## Chapter 4 - Trees and Graphs

In [1]:
class Graph:
    def __init__(self):
        self._graph = {}

    def add_vertex(self,x):
        if x not in self._graph:
            self._graph[x] = []

    def add_vertices(self,vertices):
        for v in vertices:
            self.add_vertex(v)

    def add_edge(self,edge):
        vertex1, vertex2 = tuple(edge)
        if vertex1 in self._graph:
            self._graph[vertex1].append(vertex2)
        else:
            self._graph[vertex1] = [vertex2]

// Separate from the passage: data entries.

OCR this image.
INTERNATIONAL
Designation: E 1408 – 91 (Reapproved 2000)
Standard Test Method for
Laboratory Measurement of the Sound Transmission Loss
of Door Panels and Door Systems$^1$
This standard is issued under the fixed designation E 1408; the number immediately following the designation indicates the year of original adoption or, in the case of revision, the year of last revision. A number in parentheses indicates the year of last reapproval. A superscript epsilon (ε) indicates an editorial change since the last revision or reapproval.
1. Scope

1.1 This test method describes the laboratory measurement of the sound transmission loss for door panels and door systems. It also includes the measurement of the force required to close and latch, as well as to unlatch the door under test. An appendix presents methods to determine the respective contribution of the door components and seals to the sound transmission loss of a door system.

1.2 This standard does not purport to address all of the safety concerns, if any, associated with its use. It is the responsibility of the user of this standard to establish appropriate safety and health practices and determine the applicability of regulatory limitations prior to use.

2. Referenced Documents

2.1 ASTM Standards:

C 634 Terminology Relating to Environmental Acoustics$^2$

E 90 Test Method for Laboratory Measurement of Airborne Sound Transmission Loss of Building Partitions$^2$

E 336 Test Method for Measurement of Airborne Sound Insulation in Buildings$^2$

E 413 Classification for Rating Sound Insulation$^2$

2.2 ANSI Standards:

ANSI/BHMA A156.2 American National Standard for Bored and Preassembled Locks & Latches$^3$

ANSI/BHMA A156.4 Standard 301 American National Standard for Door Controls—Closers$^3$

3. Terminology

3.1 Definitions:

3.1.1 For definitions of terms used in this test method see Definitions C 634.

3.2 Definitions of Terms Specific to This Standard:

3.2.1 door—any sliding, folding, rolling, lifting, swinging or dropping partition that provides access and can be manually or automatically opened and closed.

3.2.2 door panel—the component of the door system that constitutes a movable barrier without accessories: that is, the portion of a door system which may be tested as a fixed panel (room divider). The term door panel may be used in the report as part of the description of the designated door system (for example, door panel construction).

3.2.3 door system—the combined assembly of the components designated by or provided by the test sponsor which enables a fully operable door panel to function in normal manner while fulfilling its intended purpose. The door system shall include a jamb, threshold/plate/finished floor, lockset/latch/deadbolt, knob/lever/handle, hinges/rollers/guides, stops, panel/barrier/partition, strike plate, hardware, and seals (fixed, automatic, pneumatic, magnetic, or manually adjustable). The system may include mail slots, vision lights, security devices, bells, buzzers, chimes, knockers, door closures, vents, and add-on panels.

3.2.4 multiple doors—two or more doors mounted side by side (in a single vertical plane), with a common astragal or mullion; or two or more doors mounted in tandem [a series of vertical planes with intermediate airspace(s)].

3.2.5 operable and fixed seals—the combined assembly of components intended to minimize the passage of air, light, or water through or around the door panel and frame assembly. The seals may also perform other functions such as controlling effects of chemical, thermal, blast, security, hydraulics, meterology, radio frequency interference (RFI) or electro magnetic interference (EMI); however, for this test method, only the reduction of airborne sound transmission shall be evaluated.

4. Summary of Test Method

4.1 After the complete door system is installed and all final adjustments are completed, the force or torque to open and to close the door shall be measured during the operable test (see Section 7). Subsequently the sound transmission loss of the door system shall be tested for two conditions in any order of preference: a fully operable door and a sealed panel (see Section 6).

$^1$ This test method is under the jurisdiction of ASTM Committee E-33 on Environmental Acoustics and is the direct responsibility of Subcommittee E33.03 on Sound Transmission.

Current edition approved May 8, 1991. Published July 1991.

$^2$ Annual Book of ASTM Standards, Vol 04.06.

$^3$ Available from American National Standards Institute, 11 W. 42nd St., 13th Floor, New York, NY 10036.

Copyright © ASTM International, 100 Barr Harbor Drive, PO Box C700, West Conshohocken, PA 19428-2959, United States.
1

    def add_edges(self,edges):
        for edge in edges:
            self.add_edge(edge)

    def get_edges(self):
        edges = []
        for v in self._graph:
            for neigh in self._graph[v]:
                edges.append(v,neigh)

        return edges

class TreeNode:
    def __init__(self,val):
        self.val = val
        self.left = None
        self.right = None
        self.parent = None


4.1 **Route between nodes** Given a directed graph, design an algorithm to find out whether there is a route between two nodes.

In [2]:
def is_route(graph,start,end):
    queue = [start]
    visited = set()
    visited.add(start)
    while queue:
        node = queue.pop(0)
        for neighbour in graph[node]:
            if neighbour not in visited:
                if neighbour == end:
                    return True
                queue.append(neighbour)
                visited.add(neighbour)
    return False

4.2 **Minimal Tree**: Given a sorted (increasing order) array with unique integer elements, write an algorithm to create a binary search tree with minimal height.

In [3]:
def bst(array, start, end):
    if start > end:
        return None
    
    mid = (start + end) // 2
    curr = TreeNode(array[mid])
    curr.left = bst(array, start, mid-1)
    curr.right = bst(array, mid+1, end)
    return curr

4.3 **List of Depths**: Given a  binary tree, deisng an algorithm which creates a linked list of all the nodes at each depth (e.g., if you have a tree with depth D, you'll have D linked lists)

In [4]:
def depths(tree,level,lists):
    if not tree:
        return
    
    lst = []
    if len(lists) == level:
        lst.append(tree)
        lists.append(lst)
    else:
        lst = lists[level]
        lst.append(tree)
        
    depths(tree.left,level+1,lists)
    depths(tree.right,level+1,lists)

4.4 **Check balanced** Implement a function to check if a binary tree is balanced. For the purpose of this question, a balanced binary tree is defined to be a tree such that the heights of the two subtrees of any node never differ by more than one.

In [7]:
def height(root):
    return 1 + max(height(root.left),height(root.right))

def balanced(root):
    if not root:
        return 0
    
    left = balanced(root.left)
    if left == -1:
        return -1
    
    right = balanced(root.right)
    if right == -1:
        return -1
    
    diff = abs(left - right)
    if diff > 1:
        return -1
    else:
        return 1 + max(balanced(root.left), balanced(root.right))

4.5 **Validate BST**

In [7]:
def validate_bst(root,low,high):
    if not root:
        return True
    
    alright = (low is None or root.val > low) and (high is None or root.val < high)
    return alright and validate_bst(root.left,low,root.val) and validate_bst(root.right,root.val,high)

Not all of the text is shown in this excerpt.